Design Thinking Humanised

Design Thinking Humanised

Design Thinking Humanised

A Harvard Business Review article states that Design Thinking has come of age and can be a valuable tool in shaping organisational culture and people. Here’s more about global expert views on the humanising of Design Thinking.

Organisations around the world attest to an increased amount of complexity, volatility and change that impacts their organisational culture. People in the workplace have to display accelerated levels of adaptability and agility to respond to what seems like a never-ending wave of evolving customer demands. The ability to respond and innovate seems to set the successful organisations apart from the rest, proving the old “adapt or die” saying to be especially relevant in our fast-paced world.

Adapt or die does not stop at product or service level. It drills right down into the heart of the organisational culture, impacting people, teams and the organisation as a whole. The Design Thinking hat should also be worn by those who deal with people and human resources. The organisation should not only apply design thinking principles of prototyping, customer feedback, innovating and solving to their products and services, but extend this thinking and approach to their people solutions.

A stoic one-size-fits-all set-in-stone people process or program will be dead in the water, given the tidal wave of complexity, change-readiness and agility that our people face at work every day. It’s time to apply design thinking to humans. Kolko (2015) suggests that the design thinking principles of empathy with users, prototyping and the tolerance of failure should become part of the organisational culture and way of doing things. Practically, this means that the user (the employee) becomes a central stakeholder in any solutions, processes, programmes or procedures that the company initiates. Empathy with users will see organisations listening to employee needs, designing people programmes around their emotional responses and continually improving their experience by asking, adapting and improving.

Prototyping, a design thinking principle, should not only be reserved for things, but for people. Provide people with a prototype, a first draft if you will, which they can experience and provide feedback on. Just like the customer who experiences the prototyped chair, employees should experience people solutions and share their views, opinions and ideas about it.

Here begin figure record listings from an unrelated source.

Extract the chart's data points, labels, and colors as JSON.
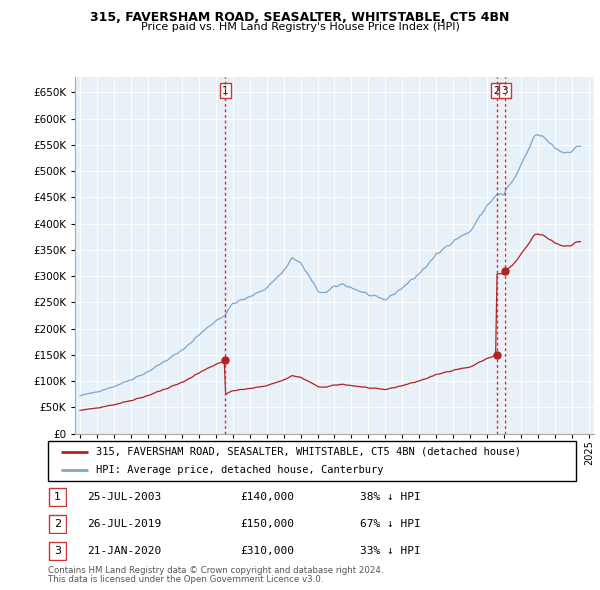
{
  "title1": "315, FAVERSHAM ROAD, SEASALTER, WHITSTABLE, CT5 4BN",
  "title2": "Price paid vs. HM Land Registry's House Price Index (HPI)",
  "legend_label1": "315, FAVERSHAM ROAD, SEASALTER, WHITSTABLE, CT5 4BN (detached house)",
  "legend_label2": "HPI: Average price, detached house, Canterbury",
  "transactions": [
    {
      "num": 1,
      "date": "25-JUL-2003",
      "price": 140000,
      "pct": "38%",
      "year": 2003.57
    },
    {
      "num": 2,
      "date": "26-JUL-2019",
      "price": 150000,
      "pct": "67%",
      "year": 2019.57
    },
    {
      "num": 3,
      "date": "21-JAN-2020",
      "price": 310000,
      "pct": "33%",
      "year": 2020.05
    }
  ],
  "footnote1": "Contains HM Land Registry data © Crown copyright and database right 2024.",
  "footnote2": "This data is licensed under the Open Government Licence v3.0.",
  "hpi_color": "#7aa7d0",
  "property_color": "#b22222",
  "vline_color": "#cc3333",
  "plot_bg": "#e8f0f8",
  "ylim": [
    0,
    700000
  ],
  "yticks": [
    0,
    50000,
    100000,
    150000,
    200000,
    250000,
    300000,
    350000,
    400000,
    450000,
    500000,
    550000,
    600000,
    650000
  ]
}
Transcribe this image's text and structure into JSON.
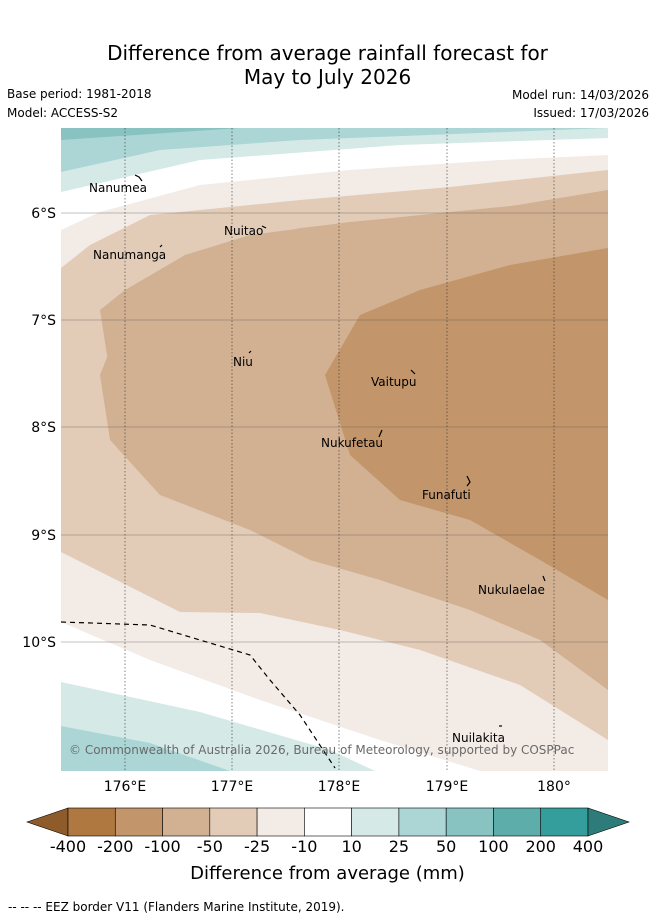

Finally, the thick-skinned design thinking tolerance of failure should be a given in people solutions. Designers embrace risk, prototyping products that they think their customers will love. They get it right for the most, but also often fail. Failure is tolerated. What doesn’t work is replaced by what does work. Organisational culture is arguably less tolerant of failure. As a result, people are afraid to fail, people solutions are driven regardless of negative feedback and a culture of risk elimination and hunger for success stifles the creative design thinking process.

People are not unlike things in that they too need to adapt, improve, grow, change and keep up or they become stuck, old and replaceable. An organisational culture that applies design thinking to its things and its people will foster ongoing adaptability driven by empathy with the user, whether customer or employee.